Equity Income sector must evolve

The IA has launched a consultation into the criteria for UK Equity Income sector membership. This follows the removal of several funds from the sector over the last few months – including Evenlode.

At Evenlode, we think an income fund works best when it delivers a balance between income today and income growth in the future. Both factors are important, and neither factor on its own is enough to generate a meaningful, sustainable and inflation-proofed income stream. The IA has proposed three options in its consultation and we believe it should implement Option 3, removing the hard yield hurdle and replacing it with better and more consistent income delivery disclosure.
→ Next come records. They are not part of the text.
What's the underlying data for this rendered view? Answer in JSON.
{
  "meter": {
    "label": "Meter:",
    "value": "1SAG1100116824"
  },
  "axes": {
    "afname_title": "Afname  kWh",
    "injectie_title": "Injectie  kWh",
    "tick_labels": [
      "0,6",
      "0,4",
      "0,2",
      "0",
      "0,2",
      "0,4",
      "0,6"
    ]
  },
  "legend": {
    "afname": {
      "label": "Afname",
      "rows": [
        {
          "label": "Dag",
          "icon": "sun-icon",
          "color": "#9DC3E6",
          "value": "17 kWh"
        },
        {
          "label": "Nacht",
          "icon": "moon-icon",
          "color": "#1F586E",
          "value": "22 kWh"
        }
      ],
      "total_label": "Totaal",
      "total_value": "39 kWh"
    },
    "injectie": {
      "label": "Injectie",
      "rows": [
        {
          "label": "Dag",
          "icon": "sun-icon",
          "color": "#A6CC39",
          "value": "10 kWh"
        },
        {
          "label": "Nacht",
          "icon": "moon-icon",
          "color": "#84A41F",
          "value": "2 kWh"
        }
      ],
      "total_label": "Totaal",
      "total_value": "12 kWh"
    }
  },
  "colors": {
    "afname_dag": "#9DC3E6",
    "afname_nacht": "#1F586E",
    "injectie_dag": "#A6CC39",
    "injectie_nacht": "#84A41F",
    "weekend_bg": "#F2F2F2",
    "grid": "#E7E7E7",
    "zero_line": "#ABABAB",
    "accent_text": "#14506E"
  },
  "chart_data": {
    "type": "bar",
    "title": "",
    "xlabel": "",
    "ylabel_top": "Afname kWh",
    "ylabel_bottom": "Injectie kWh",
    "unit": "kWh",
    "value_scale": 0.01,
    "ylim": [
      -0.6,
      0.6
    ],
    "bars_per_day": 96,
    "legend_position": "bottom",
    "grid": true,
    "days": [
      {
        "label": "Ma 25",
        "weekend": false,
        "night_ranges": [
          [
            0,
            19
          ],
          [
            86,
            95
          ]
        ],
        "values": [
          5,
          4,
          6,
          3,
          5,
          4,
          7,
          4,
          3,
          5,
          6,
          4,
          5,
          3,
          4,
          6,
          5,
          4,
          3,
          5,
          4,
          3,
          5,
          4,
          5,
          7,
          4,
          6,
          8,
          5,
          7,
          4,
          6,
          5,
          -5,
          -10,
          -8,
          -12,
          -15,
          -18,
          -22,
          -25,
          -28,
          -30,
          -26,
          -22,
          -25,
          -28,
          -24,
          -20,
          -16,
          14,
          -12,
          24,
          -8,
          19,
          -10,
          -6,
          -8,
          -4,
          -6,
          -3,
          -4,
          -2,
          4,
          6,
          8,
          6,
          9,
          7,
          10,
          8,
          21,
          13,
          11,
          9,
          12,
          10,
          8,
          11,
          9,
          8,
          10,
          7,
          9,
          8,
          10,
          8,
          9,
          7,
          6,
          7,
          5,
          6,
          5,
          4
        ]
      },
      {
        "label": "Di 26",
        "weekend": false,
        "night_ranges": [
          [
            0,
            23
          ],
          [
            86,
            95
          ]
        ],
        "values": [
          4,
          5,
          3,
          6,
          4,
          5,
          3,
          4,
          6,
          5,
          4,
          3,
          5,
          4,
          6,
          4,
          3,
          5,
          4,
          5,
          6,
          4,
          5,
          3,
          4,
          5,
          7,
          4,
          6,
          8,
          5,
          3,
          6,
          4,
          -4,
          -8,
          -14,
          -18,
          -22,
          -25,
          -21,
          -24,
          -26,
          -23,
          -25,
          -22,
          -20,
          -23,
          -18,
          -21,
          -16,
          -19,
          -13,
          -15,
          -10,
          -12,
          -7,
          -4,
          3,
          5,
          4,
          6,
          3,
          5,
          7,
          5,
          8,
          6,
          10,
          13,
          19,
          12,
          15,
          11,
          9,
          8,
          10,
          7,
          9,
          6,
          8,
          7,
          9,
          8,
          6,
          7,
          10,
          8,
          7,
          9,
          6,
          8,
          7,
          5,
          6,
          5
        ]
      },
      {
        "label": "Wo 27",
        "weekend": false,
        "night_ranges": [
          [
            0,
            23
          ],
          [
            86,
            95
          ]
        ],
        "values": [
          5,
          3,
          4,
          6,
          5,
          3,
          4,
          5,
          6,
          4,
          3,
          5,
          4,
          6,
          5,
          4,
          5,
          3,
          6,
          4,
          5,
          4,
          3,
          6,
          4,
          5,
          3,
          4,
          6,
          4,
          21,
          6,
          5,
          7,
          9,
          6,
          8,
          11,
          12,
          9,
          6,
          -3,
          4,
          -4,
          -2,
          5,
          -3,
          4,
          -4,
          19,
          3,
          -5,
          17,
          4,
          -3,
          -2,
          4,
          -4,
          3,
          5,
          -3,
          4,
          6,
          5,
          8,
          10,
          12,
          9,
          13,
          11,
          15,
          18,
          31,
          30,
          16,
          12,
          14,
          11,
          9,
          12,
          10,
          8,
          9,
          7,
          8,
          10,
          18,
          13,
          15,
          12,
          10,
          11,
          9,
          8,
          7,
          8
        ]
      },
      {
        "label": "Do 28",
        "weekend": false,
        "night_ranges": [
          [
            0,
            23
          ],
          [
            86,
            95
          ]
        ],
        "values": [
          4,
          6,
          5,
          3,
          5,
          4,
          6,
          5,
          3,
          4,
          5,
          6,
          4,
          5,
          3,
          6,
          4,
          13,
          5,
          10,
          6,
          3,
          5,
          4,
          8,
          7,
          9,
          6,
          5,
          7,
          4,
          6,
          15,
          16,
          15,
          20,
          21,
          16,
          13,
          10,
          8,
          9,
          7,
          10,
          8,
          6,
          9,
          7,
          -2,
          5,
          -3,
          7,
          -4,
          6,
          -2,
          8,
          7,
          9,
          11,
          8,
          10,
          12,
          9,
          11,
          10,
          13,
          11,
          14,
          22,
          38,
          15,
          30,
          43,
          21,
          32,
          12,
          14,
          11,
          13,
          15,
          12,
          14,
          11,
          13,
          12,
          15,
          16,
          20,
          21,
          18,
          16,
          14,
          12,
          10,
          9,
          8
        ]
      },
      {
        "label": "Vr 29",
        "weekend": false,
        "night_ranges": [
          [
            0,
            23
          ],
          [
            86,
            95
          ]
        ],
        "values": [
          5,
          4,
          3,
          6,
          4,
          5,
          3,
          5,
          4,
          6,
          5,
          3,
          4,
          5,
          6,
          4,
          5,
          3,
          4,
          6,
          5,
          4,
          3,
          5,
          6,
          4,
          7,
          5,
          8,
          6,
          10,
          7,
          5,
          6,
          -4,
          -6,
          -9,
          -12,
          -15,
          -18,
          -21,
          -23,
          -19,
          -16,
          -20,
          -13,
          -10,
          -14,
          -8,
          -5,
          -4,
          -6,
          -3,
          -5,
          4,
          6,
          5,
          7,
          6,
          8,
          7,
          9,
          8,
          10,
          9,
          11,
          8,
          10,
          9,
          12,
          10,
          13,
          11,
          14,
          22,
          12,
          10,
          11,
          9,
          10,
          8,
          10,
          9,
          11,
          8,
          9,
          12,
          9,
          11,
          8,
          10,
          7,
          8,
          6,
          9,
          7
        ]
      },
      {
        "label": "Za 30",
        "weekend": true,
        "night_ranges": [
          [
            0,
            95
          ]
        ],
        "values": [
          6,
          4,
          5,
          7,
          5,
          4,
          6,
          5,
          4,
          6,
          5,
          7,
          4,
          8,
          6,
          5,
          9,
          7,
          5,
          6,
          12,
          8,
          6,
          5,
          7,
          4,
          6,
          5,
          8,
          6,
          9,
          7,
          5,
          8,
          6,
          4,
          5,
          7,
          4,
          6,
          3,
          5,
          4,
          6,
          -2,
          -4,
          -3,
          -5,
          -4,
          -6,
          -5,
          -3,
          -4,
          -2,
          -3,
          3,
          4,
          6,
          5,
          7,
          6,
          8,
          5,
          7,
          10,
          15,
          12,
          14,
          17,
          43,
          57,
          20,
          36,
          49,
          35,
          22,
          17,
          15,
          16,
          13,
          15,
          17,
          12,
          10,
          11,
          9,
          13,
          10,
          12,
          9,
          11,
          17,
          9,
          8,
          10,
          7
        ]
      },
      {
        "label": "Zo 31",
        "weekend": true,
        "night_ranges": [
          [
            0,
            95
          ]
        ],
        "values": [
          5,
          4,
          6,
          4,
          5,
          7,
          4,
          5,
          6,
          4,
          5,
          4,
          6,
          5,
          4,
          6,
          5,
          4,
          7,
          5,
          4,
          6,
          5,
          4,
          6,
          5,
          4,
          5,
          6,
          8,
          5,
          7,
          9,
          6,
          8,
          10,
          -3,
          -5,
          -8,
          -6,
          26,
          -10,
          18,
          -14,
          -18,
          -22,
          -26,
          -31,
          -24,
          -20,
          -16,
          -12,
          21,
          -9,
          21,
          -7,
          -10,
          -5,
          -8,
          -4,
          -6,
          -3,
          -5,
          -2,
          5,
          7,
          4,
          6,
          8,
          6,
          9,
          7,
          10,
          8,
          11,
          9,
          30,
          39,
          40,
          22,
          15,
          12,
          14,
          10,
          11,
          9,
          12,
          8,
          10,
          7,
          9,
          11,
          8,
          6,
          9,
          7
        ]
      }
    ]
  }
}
We currently quote Evenlode’s yield and dividend growth history on our factsheet. The IA’s idea to disclose the amount of income generated over 5yrs from a £100 investment is good, and we will add this to our factsheet. A key advantage of this is it compares dividends produced to the initial investment value rather than current value. In this way, it does not 'punish' good performance. Over the 5yrs to February 29th, Evenlode produced a return of 44.7%, compared to 7.7% for the UK market. Ironically, if Evenlode had only performed in-line with the market, the fund's yield would have been 5.1% at end February, rather than the actual 3.8%.

Evenlode's natural home is the Equity Income sector. Whatever the result of the consultation, we expect to be reinstated in the future, once the current dividend anomalies wash through.

In the meantime, we will continue to run Evenlode as we have done over the last six and a half years, and the provision of an attractive, sustainable and growing dividend stream remains a key long-term objective.